Sonny Collins

No. 41
- Position: Running back

Personal information
- Born: January 17, 1953 (age 73) Madisonville, Kentucky, U.S.
- Listed height: 6 ft 1 in (1.85 m)
- Listed weight: 196 lb (89 kg)

Career information
- High school: Madisonville North Hopkins
- College: Kentucky
- NFL draft: 1976: 2nd round, 36th overall pick

Career history
- Atlanta Falcons (1976);

Awards and highlights
- Second-team All-American (1973); SEC Player of the Year (1973); 3× First-team All-SEC (1973, 1974, 1975);

Career NFL statistics
- Rushing attempts: 91
- Rushing yards: 319
- Receptions: 4
- Receiving yards: 37
- Stats at Pro Football Reference

= Sonny Collins =

American football player (born 1953)

Alfred Eugene "Sonny" Collins (born January 17, 1953) is an American former professional football player who was a running back in the National Football League (NFL).
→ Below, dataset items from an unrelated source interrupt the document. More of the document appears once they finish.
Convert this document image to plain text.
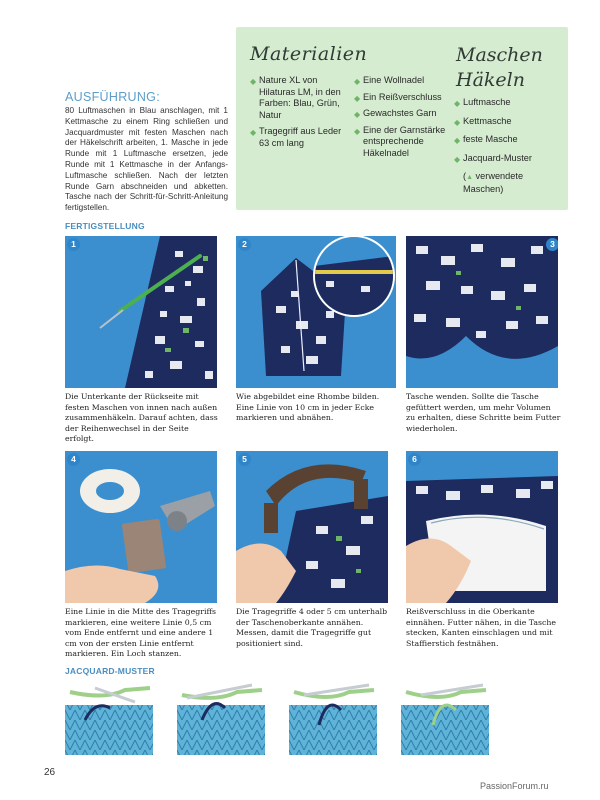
Materialien	Maschen Häkeln
◆ Nature XL von Hilaturas LM, in den Farben: Blau, Grün, Natur
◆ Tragegriff aus Leder 63 cm lang
◆ Eine Wollnadel
◆ Ein Reißverschluss
◆ Gewachstes Garn
◆ Eine der Garnstärke entsprechende Häkelnadel
◆ Luftmasche
◆ Kettmasche
◆ feste Masche
◆ Jacquard-Muster
(▲ verwendete Maschen)
AUSFÜHRUNG:
80 Luftmaschen in Blau anschlagen, mit 1 Kettmasche zu einem Ring schließen und Jacquardmuster mit festen Maschen nach der Häkelschrift arbeiten, 1. Masche in jede Runde mit 1 Luftmasche ersetzen, jede Runde mit 1 Kettmasche in der Anfangs-Luftmasche schließen. Nach der letzten Runde Garn abschneiden und abketten. Tasche nach der Schritt-für-Schritt-Anleitung fertigstellen.
FERTIGSTELLUNG
1
Die Unterkante der Rückseite mit festen Maschen von innen nach außen zusammenhäkeln. Darauf achten, dass der Reihenwechsel in der Seite erfolgt.
2
Wie abgebildet eine Rhombe bilden. Eine Linie von 10 cm in jeder Ecke markieren und abnähen.
3
Tasche wenden. Sollte die Tasche gefüttert werden, um mehr Volumen zu erhalten, diese Schritte beim Futter wiederholen.
4
Eine Linie in die Mitte des Tragegriffs markieren, eine weitere Linie 0,5 cm vom Ende entfernt und eine andere 1 cm von der ersten Linie entfernt markieren. Ein Loch stanzen.
5
Die Tragegriffe 4 oder 5 cm unterhalb der Taschenoberkante annähen. Messen, damit die Tragegriffe gut positioniert sind.
6
Reißverschluss in die Oberkante einnähen. Futter nähen, in die Tasche stecken, Kanten einschlagen und mit Staffierstich festnähen.
JACQUARD-MUSTER
26
PassionForum.ru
He was selected by the Atlanta Falcons in the second round of the 1976 NFL draft. He played college football for the Kentucky Wildcats.

==College career==
Collins rushed for 3,835 yards with 26 touchdowns during his college career and was the 1973 SEC Player of the Year. He finished his collegiate career at Kentucky as the all-time leading rusher. The record would stand for 43 years until Benny Snell surpassed it in 2019.

In 2012, he was named an SEC Football Legend.

==NFL career==
Collins was selected by the Atlanta Falcons in the second round (#36 overall) of the 1976 NFL draft. He only played for a year before retiring with a career ending knee injury.